Homocysteine (Hcy) is a sulfur-containing nonprotein amino acid derived from the metabolism of methionine. Elevated levels of Hcy are observed in various disorders, such as vascular and neurodegenerative diseases, autoimmune disorders, birth defects, diabetes mellitus, renal disease, osteoporosis, neuropsychiatric disorders, and cancer (Brustolin et al., 2010; Zaric et al., 2019). Hyperhomocysteinemia (HHcy) is characterized by plasma Hcy levels exceeding 15 μmol/L (Maron and Loscalzo, 2006). Type 2 diabetes mellitus (T2DM), however, is a chronic progressive metabolic disease in which the body undergoes successive irreversible pathophysiological changes associated with the onset of hyperglycemia, such as insulin resistance and impaired insulin secretion (Galicia-Garcia et al., 2020). Patients with T2DM have been found to have high plasma Hcy levels (Joshi et al., 2016; Ala et al., 2017). In patients with T2DM, those with HHcy are at a greater risk of developing diabetic complications, for example, the endothelial function is poor, diabetic retinopathy (Luo et al., 2022)and macular edema. Hcy level has been independently associated with the severity of peripheral polyneuropathy in patients with T2DM and the development of early diabetic nephropathy (González et al., 2012; Wang et al., 2013).

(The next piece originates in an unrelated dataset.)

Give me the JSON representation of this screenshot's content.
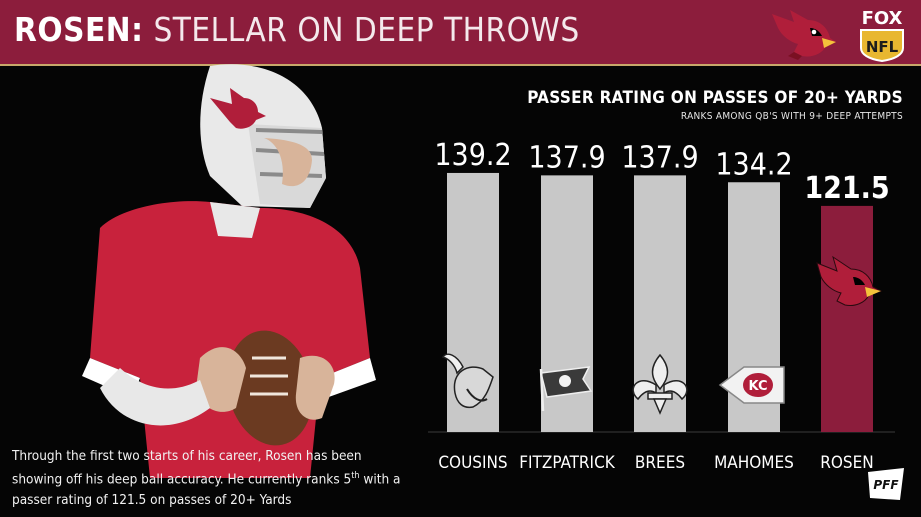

It is noteworthy that diabetes increases Hcy levels, and in turn, elevated Hcy levels contribute to the development of diabetes. Elevated Hcy level is also an important independent risk factor for T2DM (Jan et al., 2021). Insulin resistance, a key pathogenic component of T2DM, is defined as a state of reduced responsiveness of insulin-targeted tissues to physiological levels of insulin (Lee et al., 2022). Several relevant studies have demonstrated that elevated Hcy levels may increase the risk of developing diabetes through insulin resistance; for example, elevated Hcy levels reduce the abundance of insulin proreceptors (IR-α and IR-β) and react with proinsulin receptor (Pro-IR), which cleaves the proinsulin receptor, thereby inducing insulin resistance (Zhang et al., 2021). Yang et al. reported that HHcy promotes proinflammatory cytokine production and macrophage infiltration by activating the endoplasmic reticulum stress of c-Jun N-terminal kinase, which inhibits insulin sensitivity in the adipose tissue, ultimately leading to insulin resistance (Li et al., 2013).

Impaired insulin secretion in pancreatic cells is also a major factor in the pathogenesis of T2DM (Rachdaoui, 2020). To investigate the functionally damaging effect of Hcy on pancreatic β-cells, we constructed an HHcy mouse model. After the mice developed impaired glucose tolerance, glucose-stimulated insulin secretion was reduced. We hypothesized that the diabetes mellitus in the HHcy mice may have been caused by insufficient insulin levels due to impaired pancreatic β-cell insulin secretion. Based on this finding, we further investigated the mechanism of the effect of Hcy on pancreatic β-cell function and screened new targets by transcriptomics, which provides a new theoretical basis for the prevention and treatment of diabetes mellitus.